3. Pre-Taped Call-In Show
This is a brainy idea executed beautifully. David Cross nails it, the extras (Sweet Gerald) nail it, what could have been a train wreck of a sketch comes across hilarious. This is the kind of thing that people talk about when they infer the writing room were a bunch of stoners. This and the Druggachusettes sketch.
2. Lie Detector
This one has it all: the ensemble cast, the escalating humor, the fact that everyone on staff is a stand-up genius and knows how to deliver a funny line to make it funnier. Lie Detector and Ventriloquists (and Druggachusettes) are all sketches in episode 304, Oh, You Men, which is another of the strongest start to finish in the show’s history.
1. Founding Fathers
This is the best sketch on Mr. Show. Bob Odenkirk’s Jefferson, David Cross as Ben Franklin, Tom Kenny as some kind of weird Dead End Kids Lincoln, Button Gwennet’s flag, Franklin’s poo box, “One week later,” this sketch takes my breath away. Probably because I am laughing so damn hard.

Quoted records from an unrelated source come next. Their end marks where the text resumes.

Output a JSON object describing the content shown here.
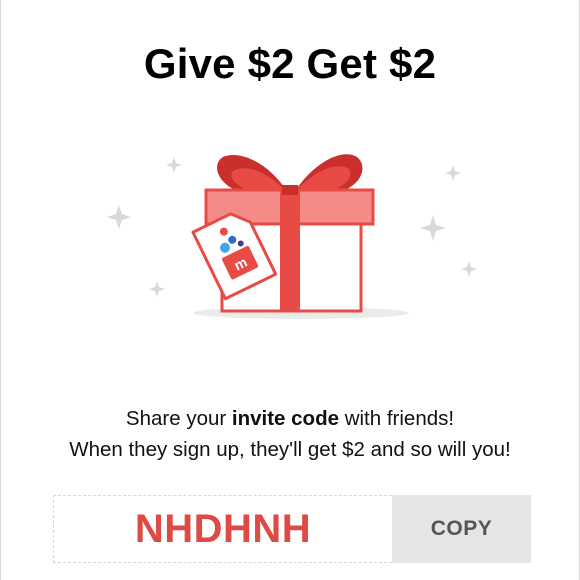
{
  "title": "Give $2 Get $2",
  "message": {
    "line1_prefix": "Share your ",
    "line1_bold": "invite code",
    "line1_suffix": " with friends!",
    "line2": "When they sign up, they'll get $2 and so will you!"
  },
  "invite_code": "NHDHNH",
  "copy_label": "COPY",
  "illustration": {
    "icon": "gift-box-icon",
    "tag_icon": "gift-tag-icon",
    "logo_letter": "m",
    "colors": {
      "red": "#e84a45",
      "light_red": "#f48b86",
      "sparkle": "#d9d9d9"
    }
  }
}
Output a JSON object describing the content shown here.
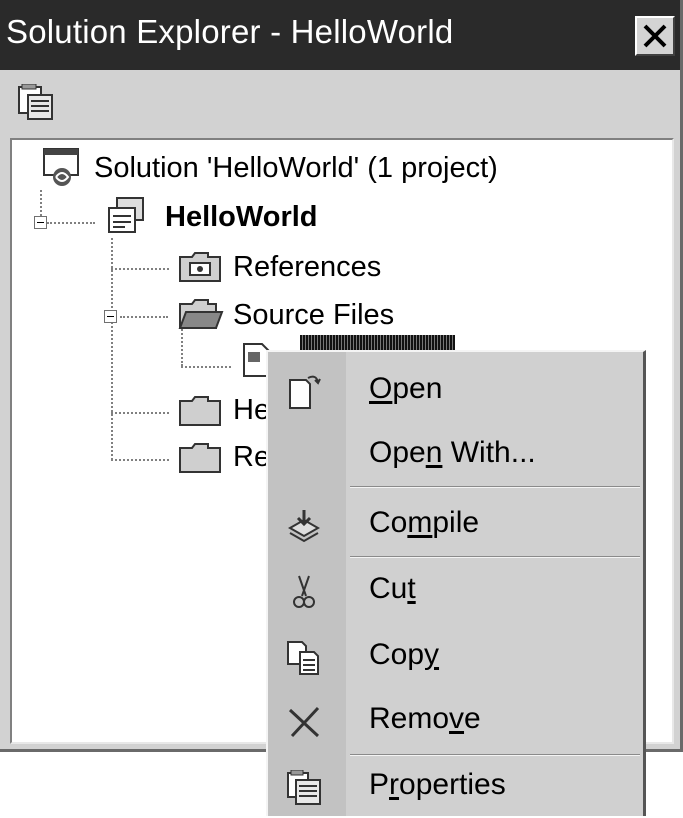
{
  "window": {
    "title": "Solution Explorer - HelloWorld",
    "close_icon": "close-x-icon"
  },
  "toolbar": {
    "properties_icon": "properties-icon"
  },
  "tree": {
    "solution_label": "Solution 'HelloWorld' (1 project)",
    "project_label": "HelloWorld",
    "references_label": "References",
    "source_files_label": "Source Files",
    "header_files_label": "He",
    "resource_files_label": "Re"
  },
  "context_menu": {
    "items": [
      {
        "pre": "",
        "ul": "O",
        "post": "pen",
        "icon": "open-document-icon"
      },
      {
        "pre": "Ope",
        "ul": "n",
        "post": " With...",
        "icon": ""
      },
      {
        "pre": "Co",
        "ul": "m",
        "post": "pile",
        "icon": "compile-icon"
      },
      {
        "pre": "Cu",
        "ul": "t",
        "post": "",
        "icon": "scissors-icon"
      },
      {
        "pre": "Cop",
        "ul": "y",
        "post": "",
        "icon": "copy-icon"
      },
      {
        "pre": "Remo",
        "ul": "v",
        "post": "e",
        "icon": "remove-x-icon"
      },
      {
        "pre": "P",
        "ul": "r",
        "post": "operties",
        "icon": "properties-icon"
      }
    ]
  },
  "colors": {
    "titlebar_bg": "#2a2a2a",
    "panel_bg": "#d2d2d2",
    "tree_bg": "#ffffff",
    "menu_bg": "#d0d0d0",
    "menu_gutter": "#c2c2c2"
  }
}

Bonus sketch: The Legend of TJ O’Pootertoot
Leading up to Mr. Show was the short-lived Ben Stiller Show, featuring segments by Stiller, Bob Odenkirk, Janeane Garofalo and Andy Dick, and appearances by Dino Stamatopoulos, David Cross and so on. It was a Mr. Show primer, and nothing makes that clearer than the satire meets stupidity of this sketch. Plus another catchy song.
This barely scratches the surface: there were another half-dozen sketches I cut to get the list down to ten, and I’m sure there are many other favorites out there you’re pissed I’ve failed to highlight. Looking towards the future, we can’t say if With Bob and David will be good or not until it is released, but the writing staff being the same group of people- and very few of them have gotten less funny over the years- and the potential for guest appearances (everyone from Scott Adsit to Jerry Minor to Sarah Silverman appeared in the original), I have some serious hope. Looking at the present, post some more noteworthy sketches in the comments.